A volte capita che di colpo si grida:

Cacchio è vero, che scemo! Perché non ci ho pensato prima! Chiuse virgolette.

Vi è capitato anche a voi? No, intendo, non di essere scemi ma di “non averci pensato prima.”

È andata così: io ho molte competenze di fermentazioni, conosco i benefici delle foglie d’ulivo, eppure non ho unito i due puntini! … Bene, lo faccio ora.

Sembra infatti che si stia diffondendo la pratica di fermentare le foglie di ulivo. Potete trovare svariati video di studenti e tutor autoreferenziali sull’argomento, in rete. Il nome più usato è fervida, ma non chiedetemi se è diventato soggetto di copyright, non ho abbastanza info in merito.

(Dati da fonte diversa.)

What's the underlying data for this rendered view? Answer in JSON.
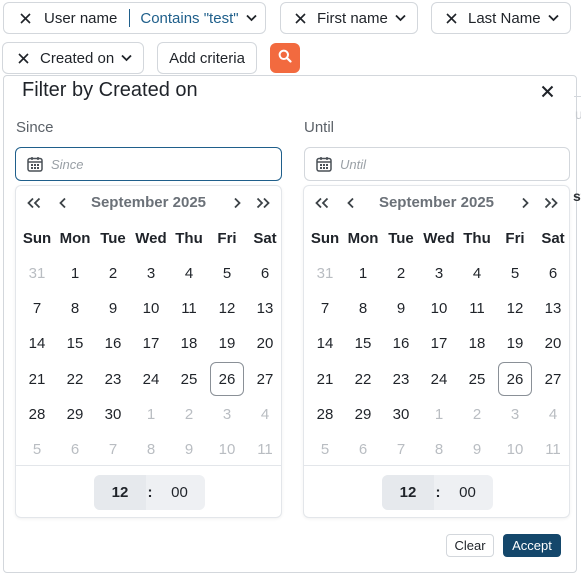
{
  "filters": [
    {
      "name": "User name",
      "operator_value": "Contains \"test\""
    },
    {
      "name": "First name"
    },
    {
      "name": "Last Name"
    },
    {
      "name": "Created on"
    }
  ],
  "add_criteria_label": "Add criteria",
  "ghost": {
    "t1": "u",
    "t2": "st"
  },
  "panel": {
    "title": "Filter by Created on",
    "since": {
      "label": "Since",
      "placeholder": "Since"
    },
    "until": {
      "label": "Until",
      "placeholder": "Until"
    },
    "clear_label": "Clear",
    "accept_label": "Accept"
  },
  "calendar": {
    "month_label": "September 2025",
    "weekdays": [
      "Sun",
      "Mon",
      "Tue",
      "Wed",
      "Thu",
      "Fri",
      "Sat"
    ],
    "days": [
      {
        "d": "31",
        "m": true
      },
      {
        "d": "1"
      },
      {
        "d": "2"
      },
      {
        "d": "3"
      },
      {
        "d": "4"
      },
      {
        "d": "5"
      },
      {
        "d": "6"
      },
      {
        "d": "7"
      },
      {
        "d": "8"
      },
      {
        "d": "9"
      },
      {
        "d": "10"
      },
      {
        "d": "11"
      },
      {
        "d": "12"
      },
      {
        "d": "13"
      },
      {
        "d": "14"
      },
      {
        "d": "15"
      },
      {
        "d": "16"
      },
      {
        "d": "17"
      },
      {
        "d": "18"
      },
      {
        "d": "19"
      },
      {
        "d": "20"
      },
      {
        "d": "21"
      },
      {
        "d": "22"
      },
      {
        "d": "23"
      },
      {
        "d": "24"
      },
      {
        "d": "25"
      },
      {
        "d": "26",
        "today": true
      },
      {
        "d": "27"
      },
      {
        "d": "28"
      },
      {
        "d": "29"
      },
      {
        "d": "30"
      },
      {
        "d": "1",
        "m": true
      },
      {
        "d": "2",
        "m": true
      },
      {
        "d": "3",
        "m": true
      },
      {
        "d": "4",
        "m": true
      },
      {
        "d": "5",
        "m": true
      },
      {
        "d": "6",
        "m": true
      },
      {
        "d": "7",
        "m": true
      },
      {
        "d": "8",
        "m": true
      },
      {
        "d": "9",
        "m": true
      },
      {
        "d": "10",
        "m": true
      },
      {
        "d": "11",
        "m": true
      }
    ],
    "time": {
      "hour": "12",
      "sep": ":",
      "minute": "00"
    }
  },
  "colors": {
    "accent": "#14476b",
    "search": "#f26a3f",
    "link": "#1f5f8b"
  }
}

Di sicuro l’estratto di foglie industriale, quello commerciale che ho comprato per anni, Olife, è con copyright.

Si tratta di due modi completamente diversi di estrarre le stesse proprietà, da quello che posso immaginare (ora vado un po’ alla cieca). I fervida sono foglie fermentate, quindi a freddo. Invece da un processo di -credo!- bollitura, (ma il procedimento esatto resta segreto) proviene la bevanda iper-concentrata Olife.

Così ho messo su un primo tentativo di estrarre una sorta di Olife con le fermentazioni. Ecco i miei passi.

Ho raccolto qualche chilo di foglie di olivo mediterraneo. Le ho pulite foglia per foglia dagli insetti, lavate per benino tenendole una notte in immersione.

Ho preparato a freddo uno sciroppo di acqua e zucchero, immergendovi poi le foglie.

La ricetta è incollata sul Boccaccio, così non avrò problemi a cercarla tra un anno.

Ehssi, perché il tutto va tenuto UN ANNO a fermentare, rimescolando di tanto in tanto.

Ci rivediamo tra 12 mesi con il video/post del risultato!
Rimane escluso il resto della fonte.